Once the text data from all news sources have been conditioned into the uniform SGML format established for TDT2, the text collection is scanned, using a combination of random selection and judgement, to identify topics that will be retained as targets for the detection and tracking tasks.
After topics have been identified, annotators at the LDC go over the text data from all sources to assess the relevance of each story unit to each of the target topics. Initially, this is done in a manner identical to the "sequential" (i.e. not "query-based") event labeling method that was used in the TDT Pilot Corpus. In fact, the basic approach for sequential marking of stories, created at UMass for the Pilot Corpus, has been adapted by the LDC for use on this much larger text collection and target event set. At a later stage in the labeling task, query-based methods are used to provide assistance in quality control.

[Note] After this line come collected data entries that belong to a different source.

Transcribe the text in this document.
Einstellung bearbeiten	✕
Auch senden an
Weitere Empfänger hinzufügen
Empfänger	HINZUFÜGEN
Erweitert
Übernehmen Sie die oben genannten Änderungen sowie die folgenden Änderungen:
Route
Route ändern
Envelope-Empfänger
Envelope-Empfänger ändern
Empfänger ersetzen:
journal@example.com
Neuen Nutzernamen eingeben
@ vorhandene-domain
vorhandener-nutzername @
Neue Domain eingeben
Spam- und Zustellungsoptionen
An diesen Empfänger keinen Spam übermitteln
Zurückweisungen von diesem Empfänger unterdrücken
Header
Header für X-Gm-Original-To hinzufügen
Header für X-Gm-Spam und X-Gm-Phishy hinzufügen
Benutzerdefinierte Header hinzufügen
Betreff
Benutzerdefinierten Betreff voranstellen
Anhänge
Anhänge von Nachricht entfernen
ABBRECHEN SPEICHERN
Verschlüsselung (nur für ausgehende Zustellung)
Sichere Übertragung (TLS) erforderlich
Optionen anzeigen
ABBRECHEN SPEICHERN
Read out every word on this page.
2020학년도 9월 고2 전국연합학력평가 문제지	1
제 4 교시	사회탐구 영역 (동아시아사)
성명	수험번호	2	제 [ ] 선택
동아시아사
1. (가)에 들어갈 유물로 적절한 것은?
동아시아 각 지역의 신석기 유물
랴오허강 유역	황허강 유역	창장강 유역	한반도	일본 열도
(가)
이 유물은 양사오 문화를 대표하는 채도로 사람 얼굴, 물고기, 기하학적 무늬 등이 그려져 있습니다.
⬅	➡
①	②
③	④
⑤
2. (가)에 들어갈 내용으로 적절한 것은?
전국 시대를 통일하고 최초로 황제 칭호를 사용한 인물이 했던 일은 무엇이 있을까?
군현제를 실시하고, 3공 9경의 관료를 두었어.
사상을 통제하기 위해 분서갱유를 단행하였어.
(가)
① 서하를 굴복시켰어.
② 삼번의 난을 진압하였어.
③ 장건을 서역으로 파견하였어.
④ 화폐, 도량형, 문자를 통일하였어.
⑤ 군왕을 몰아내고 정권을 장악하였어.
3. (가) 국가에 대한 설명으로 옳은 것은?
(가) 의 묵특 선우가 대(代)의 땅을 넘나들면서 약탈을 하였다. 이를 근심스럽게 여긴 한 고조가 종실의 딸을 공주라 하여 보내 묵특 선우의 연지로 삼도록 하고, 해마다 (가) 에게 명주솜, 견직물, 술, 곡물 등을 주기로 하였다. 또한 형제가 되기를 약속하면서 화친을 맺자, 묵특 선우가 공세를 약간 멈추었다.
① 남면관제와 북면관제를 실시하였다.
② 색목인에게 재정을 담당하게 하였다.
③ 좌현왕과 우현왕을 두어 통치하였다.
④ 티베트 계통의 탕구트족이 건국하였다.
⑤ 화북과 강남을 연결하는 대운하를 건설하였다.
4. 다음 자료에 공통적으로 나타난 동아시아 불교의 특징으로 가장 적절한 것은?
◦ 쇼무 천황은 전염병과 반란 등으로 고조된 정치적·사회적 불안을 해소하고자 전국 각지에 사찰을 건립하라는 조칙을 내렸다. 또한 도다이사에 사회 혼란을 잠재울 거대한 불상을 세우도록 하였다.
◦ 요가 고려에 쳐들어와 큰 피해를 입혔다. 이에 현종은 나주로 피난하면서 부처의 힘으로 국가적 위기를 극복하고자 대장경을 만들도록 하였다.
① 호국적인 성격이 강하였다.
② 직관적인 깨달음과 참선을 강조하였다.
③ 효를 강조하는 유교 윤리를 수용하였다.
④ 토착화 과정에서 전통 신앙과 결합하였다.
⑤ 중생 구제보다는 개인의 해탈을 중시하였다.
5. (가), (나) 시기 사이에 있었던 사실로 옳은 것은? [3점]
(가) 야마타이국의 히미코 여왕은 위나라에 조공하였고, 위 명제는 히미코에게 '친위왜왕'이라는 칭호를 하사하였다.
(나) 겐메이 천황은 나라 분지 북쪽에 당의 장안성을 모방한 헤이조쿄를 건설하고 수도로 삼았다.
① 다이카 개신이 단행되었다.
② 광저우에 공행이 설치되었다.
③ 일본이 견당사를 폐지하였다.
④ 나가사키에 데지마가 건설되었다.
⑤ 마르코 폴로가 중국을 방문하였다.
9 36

Ideally, the selection of target topics should be drawn from news stories that are evenly sampled across both time and news sources. The LDC is responsible for selecting events in the news (and "seed" articles for these events) that establish the target topics for the collection. A total of 100 topics have been identified from the January-June collection period for TDT2. During the topic annotation process, LDC annotators work with one subset of topics (a list of up to 20) at a time, reading stories in sequence from a given SGML sample file, and marking which topics in the chosen list (if any) are addressed in each story.